Selon lui, ces clients sont là pour continuer d’investir dans ce genre de technologie en Finlande. C'est un choix que nous avons déjà fait, il n'y a donc pas d'alternative pour le moment, car nous ne pouvons pas revenir en arrière et dire nous ne voulons pas utiliser de téléphone portable, WhatsApp et Facebook.
La tangente de récupération de production de chaleur est là pour longtemps et sera bénéfique, selon lui, pour l’économie et la protection de l'environnement. Il faut avoir une consommation pour pouvoir récupérer la chaleur, mais cela génère également de nouvelles innovations et de nouvelles façons de considérer la chaleur comme une source d'énergie.
Il prend l’exemple des serres, en particulier dans cette région. Si vous voulez avoir des légumes verts ici, vous devez les cultiver ici, et donc, il faut des serres, et au lieu de les importer d'Europe du Sud, par avion ou par bateau, vous pouvez le faire ici grâce à la chaleur excédentaire.
Jusqu’à 1500 travailleurs seront mobilisés pour la construction du centre de données et pour le système de récupération de chaleur. Une fois la construction terminée, quelques dizaines d’employés s’occuperont de la surveillance et de l’entretien des installations.
Microsoft n’a pas voulu préciser le coût facturé à Fortum pour la chaleur récupérée pour les consommateurs, mais estime que cela est très compétitif.
Eoin Doherty de Microsoft dit être conscient des défis énergétiques que son entreprise pose. Nous voulons atteindre la neutralité carbone d'ici 2030, nous voulons atteindre le zéro déchet d'ici 2030, et nous voulons également devenir des utilisateurs d'eau positifs d'ici 2030. Cela fait donc partie de notre stratégie d'entreprise.

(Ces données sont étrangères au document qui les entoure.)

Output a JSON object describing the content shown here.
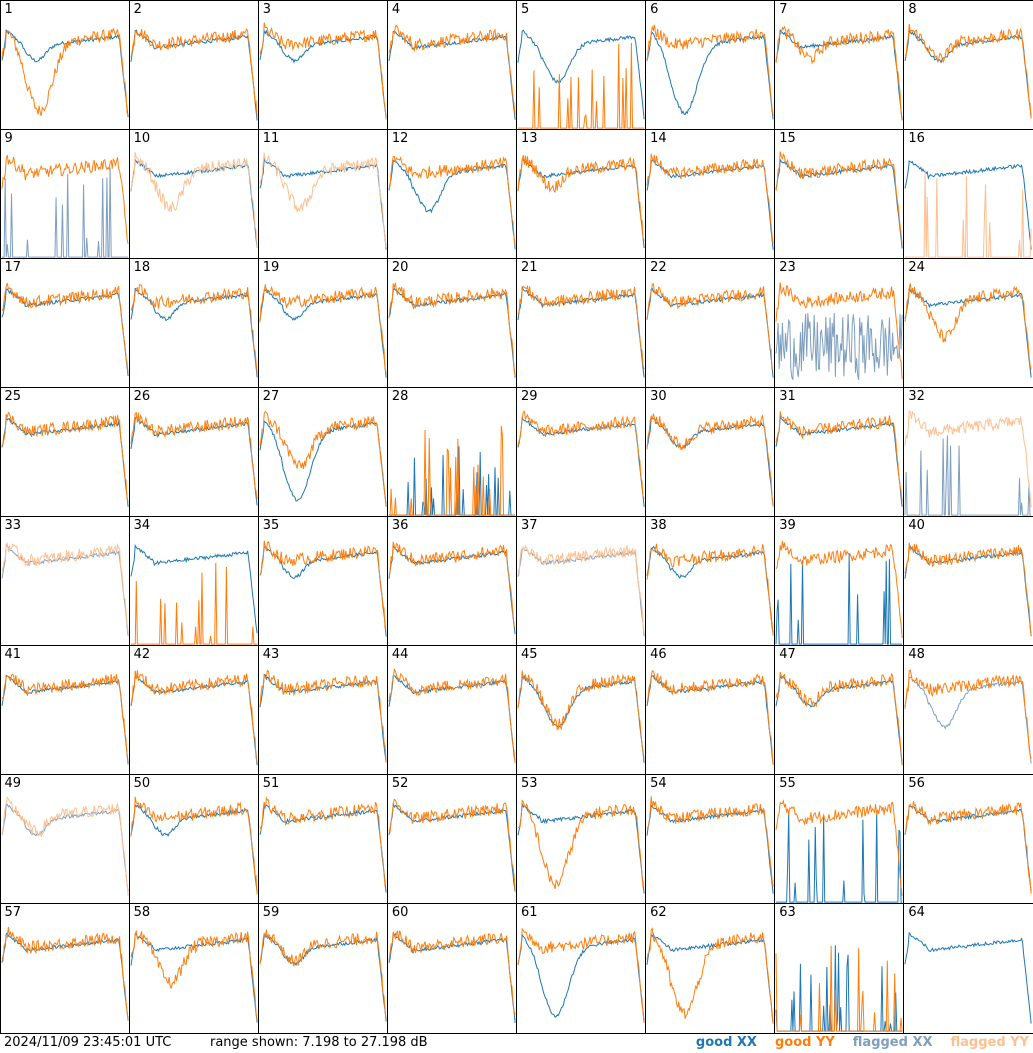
{
  "footer": {
    "timestamp": "2024/11/09 23:45:01 UTC",
    "range": "range shown: 7.198 to 27.198 dB"
  },
  "legend": [
    {
      "label": "good XX",
      "color": "#1f77b4"
    },
    {
      "label": "good YY",
      "color": "#ff7f0e"
    },
    {
      "label": "flagged XX",
      "color": "#7f9fbf"
    },
    {
      "label": "flagged YY",
      "color": "#ffbf90"
    }
  ],
  "chart_data": {
    "type": "line",
    "grid_rows": 8,
    "grid_cols": 8,
    "ylim": [
      7.198,
      27.198
    ],
    "panels": [
      {
        "id": "1",
        "xx": "good",
        "yy": "good",
        "xx_shape": "sag",
        "yy_shape": "deep_dip"
      },
      {
        "id": "2",
        "xx": "good",
        "yy": "good",
        "xx_shape": "flat",
        "yy_shape": "flat"
      },
      {
        "id": "3",
        "xx": "good",
        "yy": "good",
        "xx_shape": "sag",
        "yy_shape": "flat"
      },
      {
        "id": "4",
        "xx": "good",
        "yy": "good",
        "xx_shape": "flat",
        "yy_shape": "flat"
      },
      {
        "id": "5",
        "xx": "good",
        "yy": "good",
        "xx_shape": "dip",
        "yy_shape": "spikes_low"
      },
      {
        "id": "6",
        "xx": "good",
        "yy": "good",
        "xx_shape": "deep_dip",
        "yy_shape": "flat"
      },
      {
        "id": "7",
        "xx": "good",
        "yy": "good",
        "xx_shape": "flat",
        "yy_shape": "sag"
      },
      {
        "id": "8",
        "xx": "good",
        "yy": "good",
        "xx_shape": "sag",
        "yy_shape": "sag"
      },
      {
        "id": "9",
        "xx": "flagged",
        "yy": "good",
        "xx_shape": "spikes_low",
        "yy_shape": "flat"
      },
      {
        "id": "10",
        "xx": "good",
        "yy": "flagged",
        "xx_shape": "flat",
        "yy_shape": "dip"
      },
      {
        "id": "11",
        "xx": "good",
        "yy": "flagged",
        "xx_shape": "flat",
        "yy_shape": "dip"
      },
      {
        "id": "12",
        "xx": "good",
        "yy": "good",
        "xx_shape": "dip",
        "yy_shape": "flat"
      },
      {
        "id": "13",
        "xx": "good",
        "yy": "good",
        "xx_shape": "flat",
        "yy_shape": "sag"
      },
      {
        "id": "14",
        "xx": "good",
        "yy": "good",
        "xx_shape": "flat",
        "yy_shape": "flat"
      },
      {
        "id": "15",
        "xx": "good",
        "yy": "good",
        "xx_shape": "flat",
        "yy_shape": "flat"
      },
      {
        "id": "16",
        "xx": "good",
        "yy": "flagged",
        "xx_shape": "flat",
        "yy_shape": "spikes_low"
      },
      {
        "id": "17",
        "xx": "good",
        "yy": "good",
        "xx_shape": "flat",
        "yy_shape": "flat"
      },
      {
        "id": "18",
        "xx": "good",
        "yy": "good",
        "xx_shape": "sag",
        "yy_shape": "flat"
      },
      {
        "id": "19",
        "xx": "good",
        "yy": "good",
        "xx_shape": "sag",
        "yy_shape": "flat"
      },
      {
        "id": "20",
        "xx": "good",
        "yy": "good",
        "xx_shape": "flat",
        "yy_shape": "flat"
      },
      {
        "id": "21",
        "xx": "good",
        "yy": "good",
        "xx_shape": "flat",
        "yy_shape": "flat"
      },
      {
        "id": "22",
        "xx": "good",
        "yy": "good",
        "xx_shape": "flat",
        "yy_shape": "flat"
      },
      {
        "id": "23",
        "xx": "flagged",
        "yy": "good",
        "xx_shape": "noise",
        "yy_shape": "flat"
      },
      {
        "id": "24",
        "xx": "good",
        "yy": "good",
        "xx_shape": "flat",
        "yy_shape": "dip"
      },
      {
        "id": "25",
        "xx": "good",
        "yy": "good",
        "xx_shape": "flat",
        "yy_shape": "flat"
      },
      {
        "id": "26",
        "xx": "good",
        "yy": "good",
        "xx_shape": "flat",
        "yy_shape": "flat"
      },
      {
        "id": "27",
        "xx": "good",
        "yy": "good",
        "xx_shape": "deep_dip",
        "yy_shape": "dip"
      },
      {
        "id": "28",
        "xx": "good",
        "yy": "good",
        "xx_shape": "spikes_low",
        "yy_shape": "spikes_low"
      },
      {
        "id": "29",
        "xx": "good",
        "yy": "good",
        "xx_shape": "flat",
        "yy_shape": "flat"
      },
      {
        "id": "30",
        "xx": "good",
        "yy": "good",
        "xx_shape": "sag",
        "yy_shape": "sag"
      },
      {
        "id": "31",
        "xx": "good",
        "yy": "good",
        "xx_shape": "flat",
        "yy_shape": "flat"
      },
      {
        "id": "32",
        "xx": "flagged",
        "yy": "flagged",
        "xx_shape": "spikes_low",
        "yy_shape": "flat"
      },
      {
        "id": "33",
        "xx": "flagged",
        "yy": "flagged",
        "xx_shape": "flat",
        "yy_shape": "flat"
      },
      {
        "id": "34",
        "xx": "good",
        "yy": "good",
        "xx_shape": "flat",
        "yy_shape": "spikes_low"
      },
      {
        "id": "35",
        "xx": "good",
        "yy": "good",
        "xx_shape": "sag",
        "yy_shape": "flat"
      },
      {
        "id": "36",
        "xx": "good",
        "yy": "good",
        "xx_shape": "flat",
        "yy_shape": "flat"
      },
      {
        "id": "37",
        "xx": "flagged",
        "yy": "flagged",
        "xx_shape": "flat",
        "yy_shape": "flat"
      },
      {
        "id": "38",
        "xx": "good",
        "yy": "good",
        "xx_shape": "sag",
        "yy_shape": "flat"
      },
      {
        "id": "39",
        "xx": "good",
        "yy": "good",
        "xx_shape": "spikes_low",
        "yy_shape": "flat"
      },
      {
        "id": "40",
        "xx": "good",
        "yy": "good",
        "xx_shape": "flat",
        "yy_shape": "flat"
      },
      {
        "id": "41",
        "xx": "good",
        "yy": "good",
        "xx_shape": "flat",
        "yy_shape": "flat"
      },
      {
        "id": "42",
        "xx": "good",
        "yy": "good",
        "xx_shape": "flat",
        "yy_shape": "flat"
      },
      {
        "id": "43",
        "xx": "good",
        "yy": "good",
        "xx_shape": "flat",
        "yy_shape": "flat"
      },
      {
        "id": "44",
        "xx": "good",
        "yy": "good",
        "xx_shape": "flat",
        "yy_shape": "flat"
      },
      {
        "id": "45",
        "xx": "good",
        "yy": "good",
        "xx_shape": "dip",
        "yy_shape": "dip"
      },
      {
        "id": "46",
        "xx": "good",
        "yy": "good",
        "xx_shape": "flat",
        "yy_shape": "flat"
      },
      {
        "id": "47",
        "xx": "good",
        "yy": "good",
        "xx_shape": "sag",
        "yy_shape": "sag"
      },
      {
        "id": "48",
        "xx": "flagged",
        "yy": "good",
        "xx_shape": "dip",
        "yy_shape": "flat"
      },
      {
        "id": "49",
        "xx": "flagged",
        "yy": "flagged",
        "xx_shape": "sag",
        "yy_shape": "sag"
      },
      {
        "id": "50",
        "xx": "good",
        "yy": "good",
        "xx_shape": "sag",
        "yy_shape": "flat"
      },
      {
        "id": "51",
        "xx": "good",
        "yy": "good",
        "xx_shape": "flat",
        "yy_shape": "flat"
      },
      {
        "id": "52",
        "xx": "good",
        "yy": "good",
        "xx_shape": "flat",
        "yy_shape": "flat"
      },
      {
        "id": "53",
        "xx": "good",
        "yy": "good",
        "xx_shape": "flat",
        "yy_shape": "deep_dip"
      },
      {
        "id": "54",
        "xx": "good",
        "yy": "good",
        "xx_shape": "flat",
        "yy_shape": "flat"
      },
      {
        "id": "55",
        "xx": "good",
        "yy": "good",
        "xx_shape": "spikes_low",
        "yy_shape": "flat"
      },
      {
        "id": "56",
        "xx": "good",
        "yy": "good",
        "xx_shape": "flat",
        "yy_shape": "flat"
      },
      {
        "id": "57",
        "xx": "good",
        "yy": "good",
        "xx_shape": "flat",
        "yy_shape": "flat"
      },
      {
        "id": "58",
        "xx": "good",
        "yy": "good",
        "xx_shape": "flat",
        "yy_shape": "dip"
      },
      {
        "id": "59",
        "xx": "good",
        "yy": "good",
        "xx_shape": "sag",
        "yy_shape": "sag"
      },
      {
        "id": "60",
        "xx": "good",
        "yy": "good",
        "xx_shape": "flat",
        "yy_shape": "flat"
      },
      {
        "id": "61",
        "xx": "good",
        "yy": "good",
        "xx_shape": "deep_dip",
        "yy_shape": "flat"
      },
      {
        "id": "62",
        "xx": "good",
        "yy": "good",
        "xx_shape": "flat",
        "yy_shape": "deep_dip"
      },
      {
        "id": "63",
        "xx": "good",
        "yy": "good",
        "xx_shape": "spikes_low",
        "yy_shape": "spikes_low"
      },
      {
        "id": "64",
        "xx": "good",
        "yy": "good",
        "xx_shape": "flat",
        "yy_shape": "none"
      }
    ]
  }
}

Depuis son appartement d’Helsinki, Ella Broman est plus que jamais enthousiaste pour son pays et sa production d’énergie propre.
Pourquoi ne pas investir dans un pays où tout est réuni pour mener à bien une activité commerciale et où les centres de données ont besoin d'être refroidis? Il est donc logique de les implanter ici, dans le nord.
Les centres de données pourraient consommer environ 4,4 % de l'électricité mondiale d'ici 2035. S'ils constituaient un pays, ils se classeraient au quatrième rang en termes de consommation d'électricité, juste derrière la Chine, les États-Unis et l'Inde. Et leur refroidissement représente déjà près d'un tiers de l’énergie allouée aux centres de données, selon le Forum économique mondial.
La tendance n’est pas près de fléchir, alors que nos besoins de technologie, eux, semblent sans limites.